What does a solution look like?

Closing the CRAN gap for the Pharma Use Case

  • Reproducibility guidelines
  • Standard, public assessment of packages
  • Avenues for communicating about implementations, bugs, security

The Proposal so Far

🧗 “Leaps of Faith”

  • A “Golden” Base Image
    to establish ground truth for testing.
  • Rethinking requirements
    testing, external vetting (CRAN) and adoption are sufficient for Scripted Testing needs - are new requirements necessary?
  • Expectations of Public Communication
    industry-standard communication channels.
  • Nearly all meaningful assessment can be automated
    edge cases (malicious code, methods debate) are better handled by transparent community engagement.

The Proposal so Far

🧗 “Leaps of Faith” Discussion

How would your operations change if the industry adopted…

  • A “Golden” Base Image
    to establish ground truth for testing.
  • Rethinking requirements
    testing, external vetting (CRAN) and adoption are sufficient for Scripted Testing needs - are new requirements necessary?
  • Expectations of Public Communication
    industry-standard communication channels.
  • Nearly all meaningful assessment can be automated
    edge cases (malicious code, methods debate) are better handled by transparent community engagement.

Let’s Discuss!

  • Choose one of the “Leaps of Faith” to discuss at your table
  • Stick Notes!
    List effects on your organization (good or bad)
  • Leap Landed or Falls Short
    We’ll collect stickies into categories

We’ll discuss as a room in ~10 minutes

Regroup

Sharing any key discussion points, let’s try to find

  • 2 newly enabled activities
  • 2 pitfalls to avoid

Workflow Dreams

Open Discussion

Let’s paint a “perfect” regulatory R organization. How would you like to see it work?

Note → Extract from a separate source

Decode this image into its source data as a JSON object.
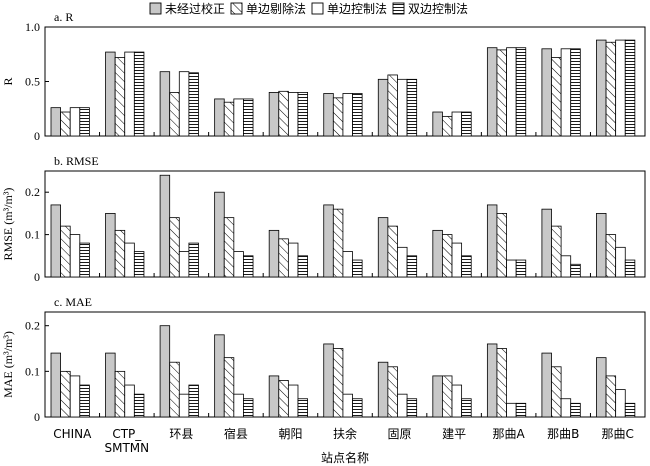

  • How is analysis shared? Files, images, packages?
  • How do you ensure quality, do new workflow opportunities open up?
  • What about integrated solutions (Shiny, cross-language solutions?)
  • How are internal tools layered on open-source tools? How are they reproducibly shared with health authorities?
  • How does hiring/recruitment change when workflow is more public?

Closing

Thank you for your engagement!

We’re excited to champion new ways of working that bring Pharma’s together.